I have some method in a Python module db_access called read_all_rows that takes 2 strings as parameters and returns a list:
def read_all_rows(table_name='', mode=''):
return [] # just an example
I can mock this method non-conditionally using pytest like:
mocker.patch('db_access.read_all_rows', return_value=['testRow1', 'testRow2'])
But I want to mock its return value in pytest depending on table_name and mode parameters, so that it would return different values of parameters and combinations of them. And to make this as simple as possible.
The pseudocode of what I want:
when(db_access.read_all_rows).called_with('table_name1', any_string()).then_return(['testRow1'])

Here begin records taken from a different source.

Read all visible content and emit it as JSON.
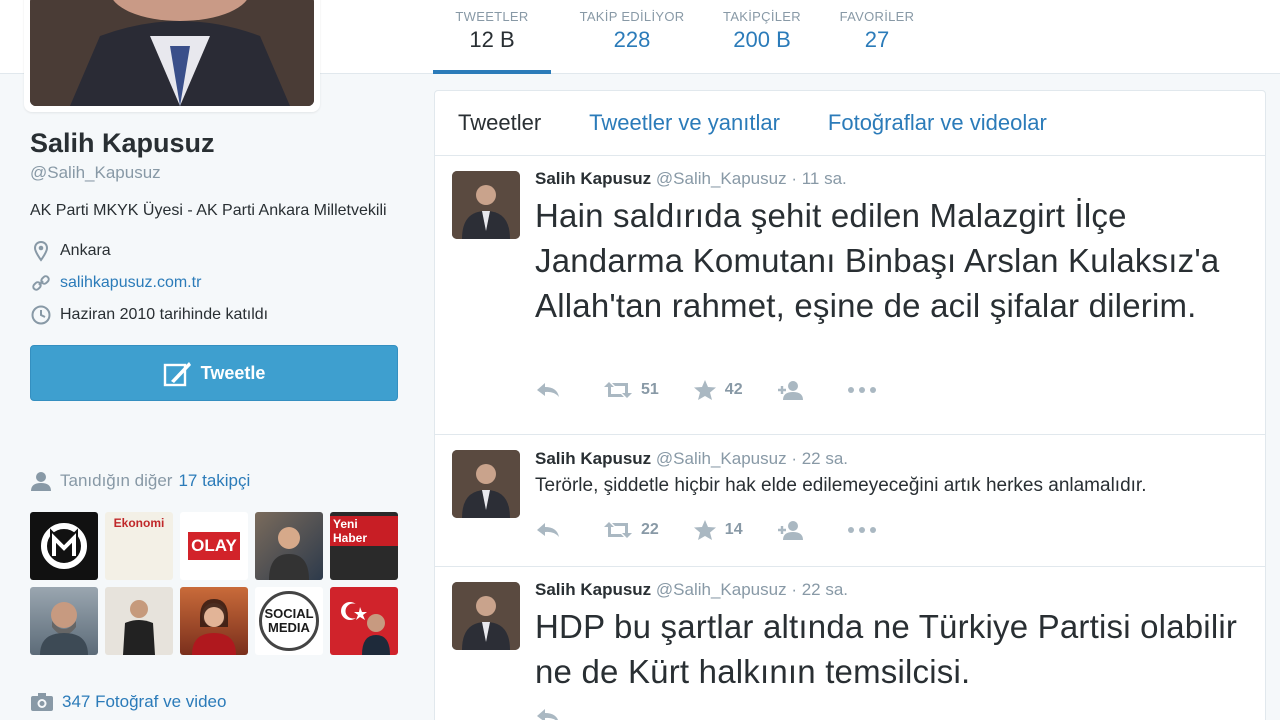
{
  "stats": [
    {
      "label": "TWEETLER",
      "value": "12 B"
    },
    {
      "label": "TAKİP EDİLİYOR",
      "value": "228"
    },
    {
      "label": "TAKİPÇİLER",
      "value": "200 B"
    },
    {
      "label": "FAVORİLER",
      "value": "27"
    }
  ],
  "profile": {
    "name": "Salih Kapusuz",
    "handle": "@Salih_Kapusuz",
    "bio": "AK Parti MKYK Üyesi - AK Parti Ankara Milletvekili",
    "location": "Ankara",
    "website": "salihkapusuz.com.tr",
    "joined": "Haziran 2010 tarihinde katıldı",
    "tweet_button": "Tweetle"
  },
  "followers_known": {
    "prefix": "Tanıdığın diğer",
    "link": "17 takipçi"
  },
  "thumbs": [
    {
      "label": "M"
    },
    {
      "label": "Ekonomi"
    },
    {
      "label": "OLAY"
    },
    {
      "label": ""
    },
    {
      "label": "Yeni Haber"
    },
    {
      "label": ""
    },
    {
      "label": ""
    },
    {
      "label": ""
    },
    {
      "label": "SOCIAL MEDIA"
    },
    {
      "label": ""
    }
  ],
  "photos": "347 Fotoğraf ve video",
  "tabs": [
    "Tweetler",
    "Tweetler ve yanıtlar",
    "Fotoğraflar ve videolar"
  ],
  "tweets": [
    {
      "name": "Salih Kapusuz",
      "handle": "@Salih_Kapusuz",
      "time": "· 11 sa.",
      "text": "Hain saldırıda şehit edilen Malazgirt İlçe Jandarma Komutanı Binbaşı Arslan Kulaksız'a Allah'tan rahmet, eşine de acil şifalar dilerim.",
      "retweets": "51",
      "favorites": "42"
    },
    {
      "name": "Salih Kapusuz",
      "handle": "@Salih_Kapusuz",
      "time": "· 22 sa.",
      "text": "Terörle, şiddetle hiçbir hak elde edilemeyeceğini artık herkes anlamalıdır.",
      "retweets": "22",
      "favorites": "14"
    },
    {
      "name": "Salih Kapusuz",
      "handle": "@Salih_Kapusuz",
      "time": "· 22 sa.",
      "text": "HDP bu şartlar altında ne Türkiye Partisi olabilir ne de Kürt halkının temsilcisi.",
      "retweets": "",
      "favorites": ""
    }
  ]
}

when(db_access.read_all_rows).called_with('table_name2' 'mode1').then_return(['testRow2', 'tableRow3'])
when(db_access.read_all_rows).called_with('table_name2' 'mode2').then_return(['testRow2', 'tableRow3'])
You can see that the 1st call is mocked for "any_string" placeholder.
I know that it can be achieved with side_effect like
def mock_read_all_rows:
...
mocker.patch('db_access.read_all_rows', side_effect=mock_read_all_rows)
but it is not very convenient because you need to add extra function which makes the code cumbersome. Even with lambda it is not so convenient because you would need to handle all conditions manually.
How this could be solved in a more short and readable way (ideally in a single line of code for each mock condition)?
P.S. In Java Mockito it is can be easily acheived with single line of code for each condition like
when(dbAccess.readAllRows(eq("tableName1"), any())).thenReturn(List.of(value1, value2));
...
but can I do this with Python's pytest mocker.patch?